KESUKSESAN SAYA 75% BERKAT DIDIKAN IBU

Usai menuntaskan tugasnya sebagai staf khusus Menteri Riset, Teknologi dan Pendidikan Tinggi, Abdul Wahid Maktub mengabdikan dirinya di dunia pendidikan. Ia menjadi penasehat untuk President University (PresUniv). Gus Wahid, begitu ia disapa, melihat pendidikan di Indonesia perlu melakukan lompatan untuk mengejar ketertinggalannya. Itu membuat dirinya merasa perlu terjun di dunia pendidikan. Untuk mengenal lebih jauh sosok Gus Wahid, tim Public Relations menemuinya untuk sebuah wawancara. Petikannya.

 

Boleh cerita sedikit soal masa kecil Anda?

Saya lahir dan besar di Bangkalan, Madura. Saya ini anak yatim. Ayah meninggal ketika saya masih kecil. Jadi, ibu saya menjadi janda dengan anak sepuluh. Saya anak ke-4. Saya beruntung punya ibu pernah ditempa oleh ujian bertubi-tubi, ulet, rajin berdoa. Ia memiliki keyakinan yang luar biasa. Orang boleh tidak punya apa-apa, tetapi selama masih memiliki keyakinan, itu sudah cukup.

Ibu saya setiap hari mengingatkan anak-anaknya untuk rajin belajar. Ia paham pentingnya pendidikan, dan tidak enaknya menjadi orang miskin, bodoh dan tidak berdaya. Ia mengajari kami untuk selalu disiplin. Saya merasakan hasil didikan beliau. Semasa SD dan SMP, saya dan kakak selalu menjadi juara di sekolah.

 

Bagaimana dengan saudara-saudara yang lain?

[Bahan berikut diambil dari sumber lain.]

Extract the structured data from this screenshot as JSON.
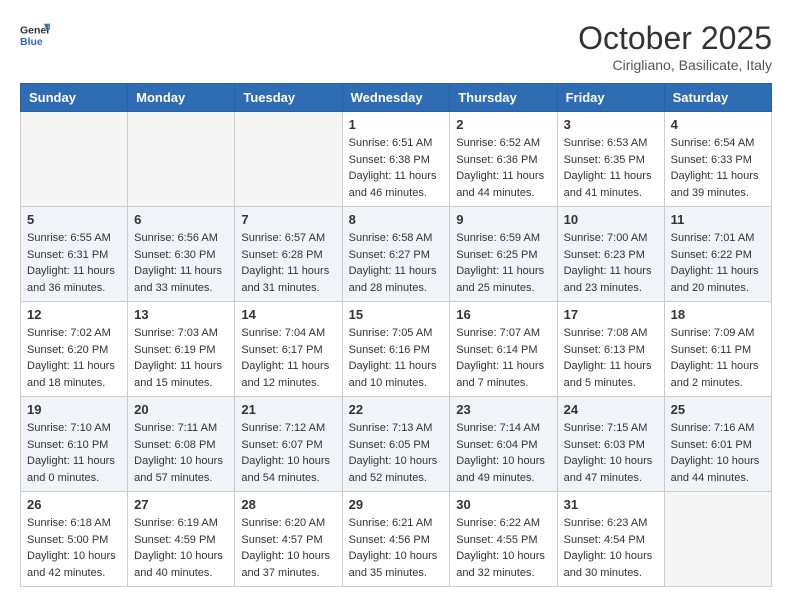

Semua anaknya jadi sarjana. Ada lulusan Universitas Airlangga, Universitas Indonesia, Gadjah Mada, atau IPB. Ibu itu setiap hari, setiap jam 03.00, bangun dan berdoa. Khusyuk sekali. Ibu yakin, kalau kita rajin berdoa, dekat dengan Tuhan, insya Allah doanya akan dikabulkan.

 

Dengan Ibu janda dan sepuluh anak, bagaimana kehidupan keluarga Anda ketika itu?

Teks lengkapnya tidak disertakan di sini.